À voir cette coquille si mince et si fragile, ces tissus demi-transparens, ce corps mou et presque incapable de mouvemens, nul ne soupçonnerait que le taret puisse être à craindre, et pourtant ce mollusque est pour l’homme un ennemi des plus redoutables. Les tarets attaquent tous les bois submergés à peu près comme les larves d’insectes vulgairement appelés vers attaquent les bois exposés à l’air libre. Qu’on se figure ce que deviendraient nos arbres, nos meubles, les poutres et les solives de nos toits rongés par des vers d’un pied de long, et l’on comprendra les ravages exercés par ces mineurs obscurs dont rien ne trahit le travail. En quelques mois, en quelques semaines, des planches épaisses, des madriers de chêne ou de sapin parfaitement intacts en apparence sont quelquefois vermoulus de telle sorte qu’ils n’offrent plus aucune résistance, et cèdent au moindre choc. Aussi a-t-on vu des navires s’ouvrir en pleine mer sous les pieds des marins que rien, n’avait avertis du danger ; aussi dans le commencement du dernier siècle, la moitié de la Hollande faillit-elle périr sous les flots ; parce que les pilotis de toutes ses grandes digues s’étaient rompus à la fois, minés par les tarets.

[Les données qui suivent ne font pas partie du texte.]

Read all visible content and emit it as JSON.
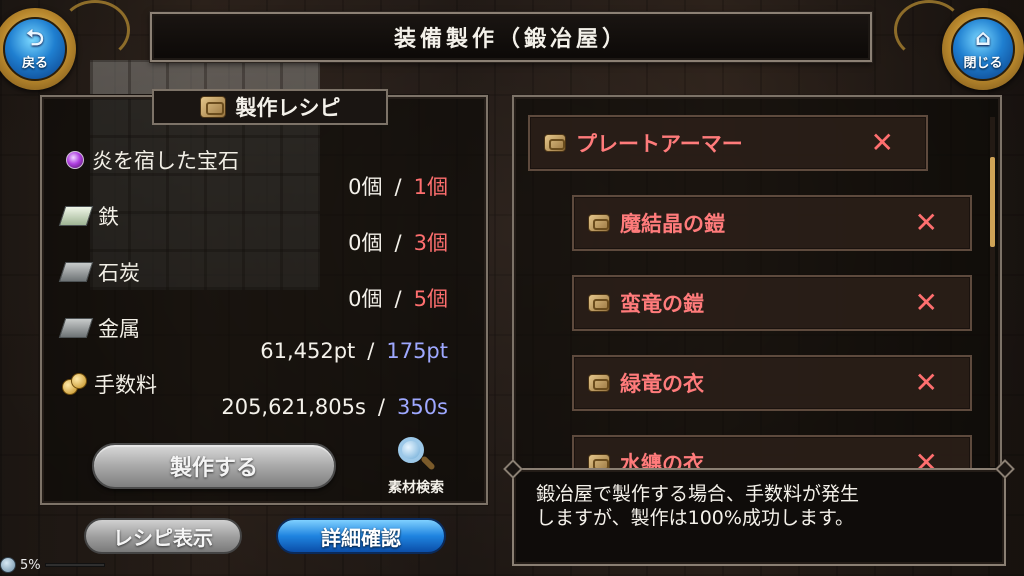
{
  "header": {
    "title": "装備製作（鍛冶屋）"
  },
  "nav": {
    "back": {
      "label": "戻る",
      "icon": "return-arrow-icon",
      "glyph": "⮌"
    },
    "close": {
      "label": "閉じる",
      "icon": "home-icon",
      "glyph": "⌂"
    }
  },
  "recipe": {
    "title": "製作レシピ",
    "materials": [
      {
        "name": "炎を宿した宝石",
        "icon": "gem-icon",
        "have": "0個",
        "need": "1個",
        "need_color": "red"
      },
      {
        "name": "鉄",
        "icon": "iron-ingot-icon",
        "have": "0個",
        "need": "3個",
        "need_color": "red"
      },
      {
        "name": "石炭",
        "icon": "coal-ingot-icon",
        "have": "0個",
        "need": "5個",
        "need_color": "red"
      },
      {
        "name": "金属",
        "icon": "metal-ingot-icon",
        "have": "61,452pt",
        "need": "175pt",
        "need_color": "blue"
      },
      {
        "name": "手数料",
        "icon": "coin-icon",
        "have": "205,621,805s",
        "need": "350s",
        "need_color": "blue"
      }
    ],
    "separator": "/",
    "craft_label": "製作する",
    "search_label": "素材検索"
  },
  "bottom": {
    "recipe_view_label": "レシピ表示",
    "detail_label": "詳細確認"
  },
  "battery": {
    "text": "5%",
    "level": 0.05
  },
  "tree": {
    "root": {
      "name": "プレートアーマー"
    },
    "children": [
      {
        "name": "魔結晶の鎧"
      },
      {
        "name": "蛮竜の鎧"
      },
      {
        "name": "緑竜の衣"
      },
      {
        "name": "水纏の衣"
      }
    ],
    "remove_glyph": "✕"
  },
  "info": {
    "text": "鍛冶屋で製作する場合、手数料が発生\nしますが、製作は100%成功します。"
  },
  "colors": {
    "need_red": "#ff6f6f",
    "need_blue": "#9ea8ff",
    "item_name": "#ff7b7b",
    "accent_blue": "#1f84e0",
    "gold": "#cfa356"
  }
}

Pour prévenir à coup sûr le renouvellement de pareils désastres, on n’a encore trouvé qu’un seul moyen, c’est de revêtir les constructions en bois sous-marines d’une véritable cuirasse de métal. Le doublage en cuivre des vaisseaux a principalement pour but de les protéger contre l’atteinte des tarets[1]. Malheureusement ce procédé est inapplicable dans les magasins de bois submergés, et chaque année les chantiers publics ou privés paient à ces mollusques destructeurs un tribut considérable. De nos jours cependant, la science tient à la disposition de l’industrie des ressources inconnues à nos pères, et il est, je crois, très facile de détruire les tarets dans un espace déterminé, par conséquent de mettre les chantiers complètement à l’abri de leurs attaques. Comme presque toutes les applications, celle-ci touche à quelques-uns des points les plus délicats de la zoologie, elle se rattache à l’étude de ces fécondations artificielles dont j’ai déjà parlé dans cette Revue[2], et quelques détails deviennent ici nécessaires.

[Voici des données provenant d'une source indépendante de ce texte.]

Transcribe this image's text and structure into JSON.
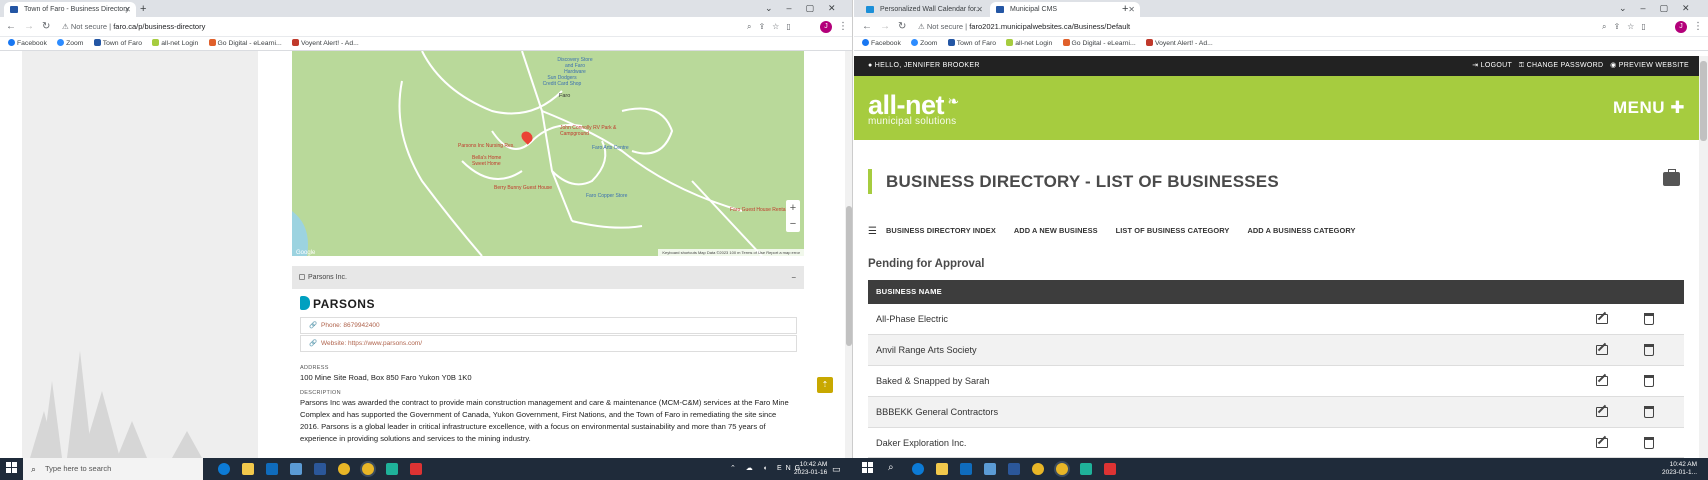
{
  "colors": {
    "brand_green": "#a6cc3f",
    "cms_dark": "#222222",
    "map_green": "#b9d99a",
    "parsons_teal": "#00a0c0"
  },
  "left_window": {
    "tabs": [
      {
        "label": "Town of Faro - Business Directory",
        "active": true,
        "icon": "faro-favicon-icon"
      }
    ],
    "url_prefix": "Not secure",
    "url": "faro.ca/p/business-directory",
    "profile_initial": "J",
    "bookmarks": [
      {
        "label": "Facebook",
        "icon": "facebook-icon"
      },
      {
        "label": "Zoom",
        "icon": "zoom-icon"
      },
      {
        "label": "Town of Faro",
        "icon": "faro-icon"
      },
      {
        "label": "all-net Login",
        "icon": "allnet-icon"
      },
      {
        "label": "Go Digital - eLearni...",
        "icon": "go-digital-icon"
      },
      {
        "label": "Voyent Alert! - Ad...",
        "icon": "voyent-icon"
      }
    ],
    "map": {
      "labels": [
        "Discovery Store and Faro Hardware",
        "Sun Dodgers Credit Card Shop",
        "Faro",
        "John Connolly RV Park & Campground",
        "Faro Arts Centre",
        "Parsons Inc Nursing Res.",
        "Bella's Home Sweet Home",
        "Berry Bunny Guest House",
        "Faro Copper Store",
        "Faro Guest House Rentals"
      ],
      "footer": "Keyboard shortcuts   Map Data ©2023   100 m   Terms of Use   Report a map error",
      "zoom_in": "+",
      "zoom_out": "−",
      "google": "Google"
    },
    "business": {
      "name": "Parsons Inc.",
      "collapse": "−",
      "logo_text": "PARSONS",
      "phone": "Phone: 8679942400",
      "website": "Website: https://www.parsons.com/",
      "address_label": "ADDRESS",
      "address": "100 Mine Site Road, Box 850 Faro Yukon Y0B 1K0",
      "description_label": "DESCRIPTION",
      "description": "Parsons Inc was awarded the contract to provide main construction management and care & maintenance (MCM-C&M) services at the Faro Mine Complex and has supported the Government of Canada, Yukon Government, First Nations, and the Town of Faro in remediating the site since 2016. Parsons is a global leader in critical infrastructure excellence, with a focus on environmental sustainability and more than 75 years of experience in providing solutions and services to the mining industry."
    }
  },
  "right_window": {
    "tabs": [
      {
        "label": "Personalized Wall Calendar for...",
        "active": false,
        "icon": "calendar-favicon-icon"
      },
      {
        "label": "Municipal CMS",
        "active": true,
        "icon": "cms-favicon-icon"
      }
    ],
    "url_prefix": "Not secure",
    "url": "faro2021.municipalwebsites.ca/Business/Default",
    "profile_initial": "J",
    "cms": {
      "hello": "HELLO, JENNIFER BROOKER",
      "logout": "LOGOUT",
      "change_password": "CHANGE PASSWORD",
      "preview": "PREVIEW WEBSITE",
      "logo_main": "all-net",
      "logo_sub": "municipal solutions",
      "menu": "MENU",
      "menu_plus": "✚",
      "page_title": "BUSINESS DIRECTORY - LIST OF BUSINESSES",
      "subnav": [
        "BUSINESS DIRECTORY INDEX",
        "ADD A NEW BUSINESS",
        "LIST OF BUSINESS CATEGORY",
        "ADD A BUSINESS CATEGORY"
      ],
      "section": "Pending for Approval",
      "table_header": "BUSINESS NAME",
      "rows": [
        "All-Phase Electric",
        "Anvil Range Arts Society",
        "Baked & Snapped by Sarah",
        "BBBEKK General Contractors",
        "Daker Exploration Inc."
      ]
    }
  },
  "taskbar": {
    "search_placeholder": "Type here to search",
    "time": "10:42 AM",
    "date": "2023-01-16",
    "lang": "ENG",
    "time_right": "10:42 AM",
    "date_right": "2023-01-1..."
  }
}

Parvenus à l’état adulte, les tarets vivent seulement dans leurs galeries,

  1. D’après quelques expériences faites en Angleterre, les bois qui ont long-temps macéré dans une dissolution de sublimé corrosif ne sont plus perforés par les tarets ; mais ce procédé de conservation est beaucoup trop dispendieux pour être appliqué en grand. On pourrait cependant, ce nous semble, employer des planches minces rendues aussi inattaquables pour le doublage au moins des petits caboteurs qui fréquentent les ports infectés par ces mollusques. Il y aurait certainement économie à les substituer au cuivre.
  2. livraison du 1er janvier 1849, article intitulé Animaux utiles, — le Hareng.